Board members say the reach of the new Manchester policy is wide, in the hopes of addressing students affected by discrimination because of language, gender identity, special education status, sexual orientation, socioeconomic background and mobility, in addition to race and ethnicity.
"Many students in Manchester fall into one of those categories, and to pass a bill such as this one would severely hamper the ability of our district to move forward in our goal of providing equitable access to education for all our students," read the letter.
Saving city records
Aldermen have approved a request from City Clerk Matt Normand seeking permission to apply for a grant of up to $10,000 from the New Hampshire State Library Conservation Plate Grant Program — also known as the Moose Plate Grant — to restore "historic and one-of-a-kind" ledgers of the Board of Mayor and Aldermen.
The ledgers document the board's orders from 1864-1953, which Normand says cover a wide variety of historical topics, including bounties related to the Civil War, the construction of schools and bridges, the distribution of smallpox vaccines and the commissioning of the Lincoln Statue.
According to Normand, the ledgers are in desperate need of conservation treatment, and digitization will allow for the records to be accessible to the public online.

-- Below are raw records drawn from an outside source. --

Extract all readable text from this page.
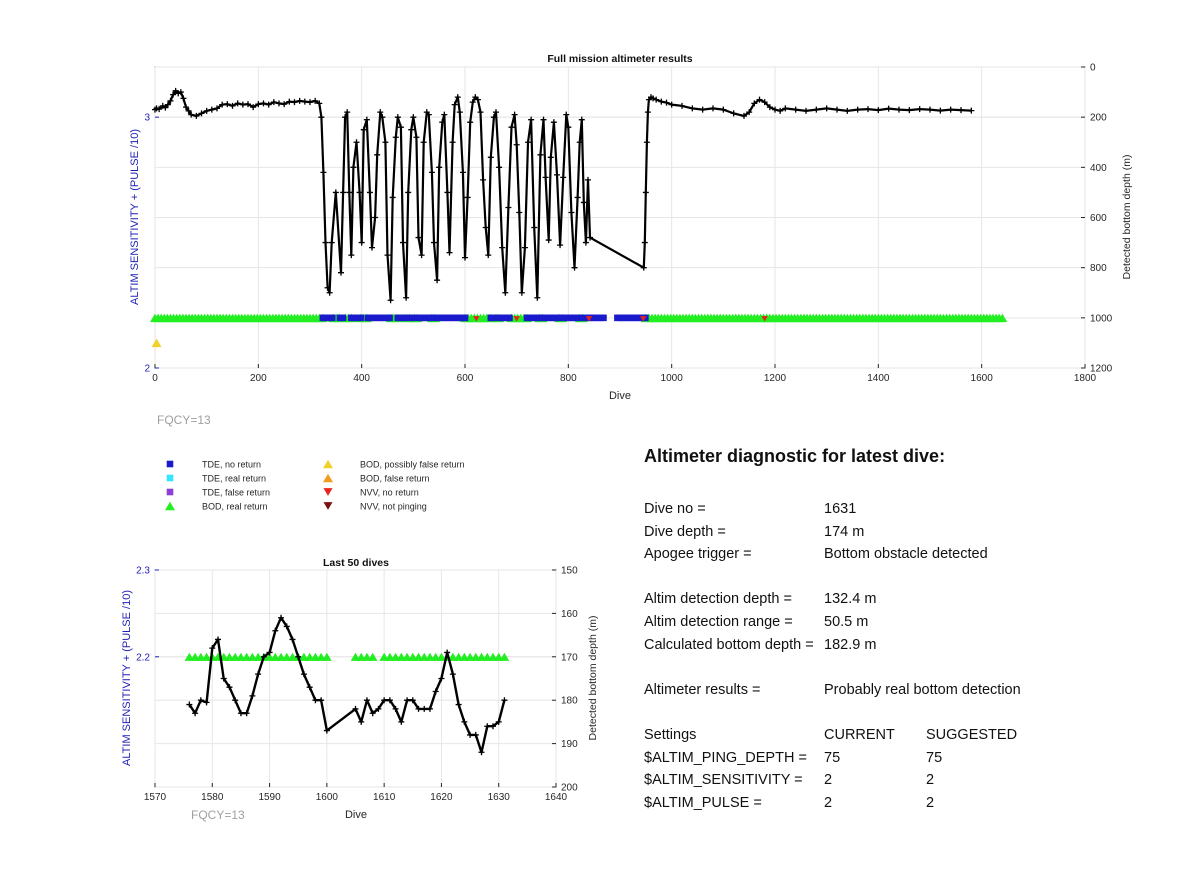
0	200	400	600	800	1000	1200	1400	1600	1800
2
3
0
200
400
600
800
1000
1200
Full mission altimeter results
Dive
ALTIM SENSITIVITY + (PULSE /10)	Detected bottom depth (m)
FQCY=13
TDE, no return
TDE, real return
TDE, false return
BOD, real return
BOD, possibly false return
BOD, false return
NVV, no return
NVV, not pinging
1570	1580	1590	1600	1610	1620	1630	1640
2.2
2.3	150
160
170
180
190
200
Last 50 dives
Dive
ALTIM SENSITIVITY + (PULSE /10)	Detected bottom depth (m)
FQCY=13
Altimeter diagnostic for latest dive:
Dive no =	1631
Dive depth =	174 m
Apogee trigger =	Bottom obstacle detected
Altim detection depth = 132.4 m
Altim detection range = 50.5 m
Calculated bottom depth = 182.9 m
Altimeter results =	Probably real bottom detection
Settings	CURRENT SUGGESTED
$ALTIM_PING_DEPTH = 75	75
$ALTIM_SENSITIVITY = 2	2
$ALTIM_PULSE =	2	2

The Moose Plate Grant is dedicated to preservation and conservation activities conducted on publicly owned documents and materials.
Working on the railroad
Mayor Joyce Craig and city public works officials announced last week they will partner with Pan Am Railways to mark World Environment Day by hosting a community cleanup along the downtown railroad corridor on Saturday, June 5.
The cleanup will run from 9 a.m. to 2 p.m. and railroad traffic will be paused during that time. DPW trucks and staff will begin on Bedford Street east of the Mill Girl stairs, and the parking lot on the corner of Granite and Canal streets, near the WMUR studios.
Each site will have DPW staffers and vehicles with cleanup materials such as trash bags and gloves and will serve as a drop-off location for materials collected along the railroad. Volunteers also are encouraged to use the pick-up and drop-off locations to clean up a local park, trail or street of their choice if they wish.
Public Works partnered with Pan Am Railways for a community cleanup in 2019, but the effort was put on hold in 2020 because of COVID-19. Participants walking on the rail line will need to sign a waiver — available at both DPW trucks — to enter the rail bed.
"I'm pleased we'll be working together with Pan Am railways again to make sure our vibrant downtown and booming Millyard areas are clean and welcoming for residents, businesses and visitors," Craig said in a statement. "Last month the community stepped up for the Community Clean-Up for Earth Day, and this is another great way to spend some time outside, enjoying each other's company, while at the same time showing civic pride and working toward a cleaner, more beautiful city."